FAISALABAD, Pakistan — A prominent U.S.-based human rights group Friday released what it said was a recording of Pakistan's attorney general acknowledging that next week's national elections would be "massively" rigged.
Human Rights Watch said a journalist made the recording during a telephone interview with Attorney General Malik Qayyum when Qayyum took a second call without disconnecting the first, allowing his end of the second conversation to be overheard and recorded.
In the recording, Qayyum, Pakistan's top legal officer, can be heard advising the caller to accept a ticket he is being offered by an unidentified political party for a seat, Human Rights Watch said.
"They will massively rig to get their own people to win," Qayyum said, according to a transcript released by Human Rights Watch. "If you get a ticket from these guys, take it."
The potentially incendiary recording was made the day that elections were announced for Jan. 8, according to Human Rights Watch, which said the Urdu-language recording could be heard on its Web site, www.hrw.org. The polls for the national assembly and four provincial legislatures were postponed until this Monday after large-scale violence ignited by the Dec. 27 assassination of former prime minister Benazir Bhutto.
The recording was certain to add to widespread fears that the polls will be rigged in favor of the Pakistan Muslim League-Q, the party that supports the authoritarian and hugely unpopular president, Pervez Musharraf, a retired army general who seized power in a 1999 coup.
On Thursday, Musharraf warned the opposition that it must accept the outcome of Monday's voting, without resorting to massive street protests.
"Let there be no doubt that anyone will be allowed to resort to lawlessness in the garb of allegations about rigging in the elections," Musharraf was quoted as telling a seminar of government officials in Islamabad by the state-run Associated Press of Pakistan. "Let this serve as a warning to all those who think they can disturb the peace of the country. They will not be allowed. Do not test the resolve of the government."

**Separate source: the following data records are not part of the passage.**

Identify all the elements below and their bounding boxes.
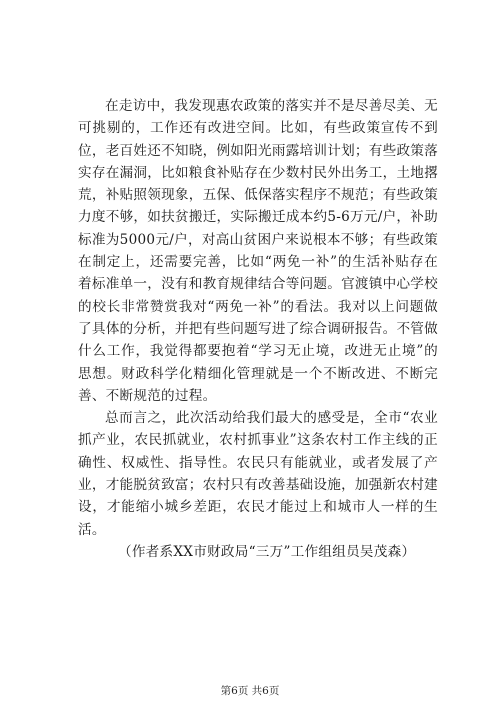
- paragraph-policy-issues: 在走访中，我发现惠农政策的落实并不是尽善尽美、无可挑剔的，工作还有改进空间。比如，有些政策宣传不到位，老百姓还不知晓，例如阳光雨露培训计划；有些政策落实存在漏洞，比如粮食补贴存在少数村民外出务工，土地撂荒，补贴照领现象，五保、低保落实程序不规范；有些政策力度不够，如扶贫搬迁，实际搬迁成本约5-6万元/户，补助标准为5000元/户，对高山贫困户来说根本不够；有些政策在制定上，还需要完善，比如“两免一补”的生活补贴存在着标准单一，没有和教育规律结合等问题。官渡镇中心学校的校长非常赞赏我对“两免一补”的看法。我对以上问题做了具体的分析，并把有些问题写进了综合调研报告。不管做什么工作，我觉得都要抱着“学习无止境，改进无止境”的思想。财政科学化精细化管理就是一个不断改进、不断完善、不断规范的过程。: [78, 98, 438, 404]
- paragraph-conclusion: 总而言之，此次活动给我们最大的感受是，全市“农业抓产业，农民抓就业，农村抓事业”这条农村工作主线的正确性、权威性、指导性。农民只有能就业，或者发展了产业，才能脱贫致富；农村只有改善基础设施，加强新农村建设，才能缩小城乡差距，农民才能过上和城市人一样的生活。: [78, 410, 438, 538]
- author-byline: （作者系XX市财政局“三万”工作组组员吴茂森）: [118, 543, 416, 560]
- page-footer: 第6页 共6页: [220, 685, 280, 697]
- document-body: [78, 95, 438, 563]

"No agitation, anarchy or chaos can be acceptable," he said. "I assure you that the elections will be fair, free, and transparent and peaceful."
Fears that the polls will be fixed have been stoked by a series of public opinion surveys showing the Pakistan Peoples Party and other parties poised to capture enough seats to begin impeachment proceedings against Musharraf for controversial constitutional changes he imposed last year to extend his grip on power.
Musharraf's standing, and that of the Pakistan Muslim League-Q, also has been hurt by skyrocketing prices, shortages of electricity, gas and wheat, a failure to contain the Islamic insurgency based in the tribal area bordering Afghanistan and Pakistan's support for the Bush administration's fight against al Qaida.
"There have been numerous allegations of irregularities, including arrests and harassment of opposition candidates and party members. There are also allegations that state resources, administration, and state machinery are being used to the advantage of candidates backed by President Pervez Musharraf," Human Rights Watch said in a statement.
Human Rights Watch said it had tried repeatedly to contact Qayyum, a staunch supporter of Musharraf, but had been unable to reach him.
In Washington on Friday, State Department spokesman Sean McCormack said he was not familiar with the Human Rights Watch report. But he said the Bush administration has stressed to the Musharraf government that " the Pakistani people should have a reasonable degree of assurance that their ballot will in fact be reflected in the results."
"Look, you know, there have been in the past irregularities within the Pakistani electoral process," McCormack said.
On Thursday, the widower of assassinated former Prime Minister Benazir Bhutto, Asif Ali Zadari, held a final campaign rally in the same dusty park where his wife gave her first political address in 1977.
Security was intense, reflecting a surge in suicide bombings that's included attacks on opposition campaign rallies. Police sharpshooters scanned the crowds from rooftops and black-clad commandos stood among scores of security men deployed around the stage.
The stage itself was set far back from fences of steel scaffolding and barbed wire that restrained the flag- and banner-waving crowd of about 6,000. Zadari spoke from behind a podium made of bulletproof glass and steel.
Without mentioning Musharraf by name, Zardari, who assumed joint chairmanship of the party with his son after Bhutto's slaying, said that it was time "to change our system."
"Benazir was a martyr. She believed in you, in the brothers and sisters, and I also believe in you," he proclaimed.